Ashley Judd: “Ho perso il lavoro per aver criticato apertamente Donald Trump”

Uno dei volti più noti del movimento MeToo si racconta al Clinton Global Initiative di New York. Nel 2017 citò l'ex presidente durante la Women's March e ha dichiarato che, per questo, fu licenziata

Ashley Judd è stata una delle prime accusatrici di Harvey Weinstein e uno dei volti più noti del movimento MeToo, al punto da essere presente nel ruolo di se stessa nel film Anche io – She Said sulla celebre inchiesta del 2017 del New York Times che scoperchiò gli abusi del produttore. Judd, che è ambasciatrice internazionale del fondo Onu per la popolazione (e per la salute sessuale e riproduttiva), si è espressa apertamente sul tema della violenza sessuale contro le donne durante il Clinton Global Initiative di New York, lo scorso lunedì 18 settembre.

Judd ha iniziato il suo discorso elencando diversi atti di violenza subiti a partire dall’età di 7 anni, per poi citare gli esempi che ha visto in tutto il mondo e a livello locale, compreso il modo in cui l’industria del porno ha normalizzato i comportamenti violenti contro le donne.

“E ancora, alcuni dicono che i ragazzi sono ragazzi, ma noi oggi diciamo qui che, anche se li amiamo, saranno ritenuti responsabili delle loro azioni, dei loro atteggiamenti, dei loro peccati di omissione. E francamente sono stufa di porre l’accento sulla capacità di resilienza delle ragazze e delle donne, perché dobbiamo guardare a monte e vedere da dove viene questo bisogno di resilienza”, ha dichiarato l’attrice.

Ashley Judd ha aggiunto di essere stata etichettata come “odiatrice di uomini” e di aver perso il lavoro per aver parlato contro la violenza sessuale, in particolare dopo aver letto una poesia alla Women’s March di Washington D.C. (2017) che citava i famigerati commenti del presidente Trump sull’anatomia femminile.

“Dire la verità al patriarcato”

“Ora sembra che siate d’accordo con me, ma ho pensato che sia stato proprio quello il momento in cui ho perso l’appoggio di tutti, mentre i media mi definiscono un’odiatrice di uomini e, naturalmente, i miei social media impazziscono di minacce di stupro e di morte.

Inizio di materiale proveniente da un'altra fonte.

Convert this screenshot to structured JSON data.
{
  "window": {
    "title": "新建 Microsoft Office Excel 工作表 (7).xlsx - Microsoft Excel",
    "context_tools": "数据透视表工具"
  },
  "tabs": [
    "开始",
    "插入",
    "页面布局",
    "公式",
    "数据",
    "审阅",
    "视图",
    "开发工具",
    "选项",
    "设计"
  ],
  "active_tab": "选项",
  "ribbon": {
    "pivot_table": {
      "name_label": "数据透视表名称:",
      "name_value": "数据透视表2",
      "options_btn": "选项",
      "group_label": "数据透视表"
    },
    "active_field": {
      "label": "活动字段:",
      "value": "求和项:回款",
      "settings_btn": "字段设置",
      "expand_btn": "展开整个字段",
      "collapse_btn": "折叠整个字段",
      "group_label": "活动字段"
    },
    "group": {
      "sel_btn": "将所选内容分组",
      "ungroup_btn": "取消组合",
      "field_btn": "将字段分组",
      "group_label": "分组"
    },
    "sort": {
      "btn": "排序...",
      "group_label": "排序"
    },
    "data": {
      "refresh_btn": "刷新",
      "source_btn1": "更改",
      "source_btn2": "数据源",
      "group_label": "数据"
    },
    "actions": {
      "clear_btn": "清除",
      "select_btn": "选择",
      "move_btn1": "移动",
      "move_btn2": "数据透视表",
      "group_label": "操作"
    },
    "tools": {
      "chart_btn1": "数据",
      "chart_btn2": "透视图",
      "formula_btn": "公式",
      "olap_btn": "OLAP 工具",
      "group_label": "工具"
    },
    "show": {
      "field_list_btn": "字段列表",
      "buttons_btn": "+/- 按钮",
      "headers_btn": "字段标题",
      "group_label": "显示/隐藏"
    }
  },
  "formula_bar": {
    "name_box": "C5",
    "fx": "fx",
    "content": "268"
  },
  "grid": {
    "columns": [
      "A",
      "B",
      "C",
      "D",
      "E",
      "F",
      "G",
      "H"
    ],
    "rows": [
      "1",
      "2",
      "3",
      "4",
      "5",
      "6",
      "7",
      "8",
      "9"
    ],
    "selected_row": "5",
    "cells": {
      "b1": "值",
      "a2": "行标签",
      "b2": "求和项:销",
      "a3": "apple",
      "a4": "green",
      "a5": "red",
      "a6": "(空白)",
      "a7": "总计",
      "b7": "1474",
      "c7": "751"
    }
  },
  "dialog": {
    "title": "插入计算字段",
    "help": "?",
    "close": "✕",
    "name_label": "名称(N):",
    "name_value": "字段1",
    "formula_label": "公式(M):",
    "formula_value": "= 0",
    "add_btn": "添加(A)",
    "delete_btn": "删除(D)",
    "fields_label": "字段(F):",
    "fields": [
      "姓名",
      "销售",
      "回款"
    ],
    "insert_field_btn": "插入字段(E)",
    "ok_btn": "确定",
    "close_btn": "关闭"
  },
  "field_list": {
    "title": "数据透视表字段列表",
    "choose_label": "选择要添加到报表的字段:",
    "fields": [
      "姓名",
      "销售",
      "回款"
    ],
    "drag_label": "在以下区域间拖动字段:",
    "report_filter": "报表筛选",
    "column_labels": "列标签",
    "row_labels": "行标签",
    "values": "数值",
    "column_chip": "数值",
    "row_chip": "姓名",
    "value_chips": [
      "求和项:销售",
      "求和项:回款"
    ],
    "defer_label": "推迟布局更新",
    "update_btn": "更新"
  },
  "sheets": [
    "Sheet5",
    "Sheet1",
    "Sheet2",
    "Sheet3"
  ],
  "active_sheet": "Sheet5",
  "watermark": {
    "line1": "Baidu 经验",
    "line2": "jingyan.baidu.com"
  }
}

Ci sono abituata”, ha dichiarato Judd. “Succede perché siamo qui per dire la verità. Questo è dire la verità al patriarcato. Proprio come quando ho perso un grosso lavoro dopo la Marcia delle donne. Ho citato il presidente. È stato lui a dire quelle parole ed è stato eletto lo stesso. L’ho citato e sono stata licenziata, ho perso un reddito che avrebbe cambiato la mia vita”.

Tuttavia, Judd ha affermato di sperare che ci sia una soluzione per “porre fine al diritto maschile sui corpi femminili”, a partire da un cambiamento degli ecosistemi che impediscono alle donne di avere pari accesso alla scuola e ad altre opportunità, oltre a un maggior numero di organizzazioni di base che sostengano le candidate politiche donne e di uomini che si facciano avanti e parlino della necessità di un cambiamento. Ha anche citato l’esempio dell’incontro con una giovane rifugiata siriana che è stata vittima di stupro e ha raccontato la sua esperienza.

“Unitevi a lei e a me nel dire la verità sulla violenza sessuale maschile. Raccontatela nei vostri luoghi di lavoro. Raccontatela per strada. Ditelo nei trasporti pubblici. Ditelo nelle vostre camere da letto”. Alla Clinton Global Initiative, Ashley Judd ha insistito sulla necessità di porre fine alla violenza sessuale e sulle conseguenze che ha dovuto affrontare per averne parlato.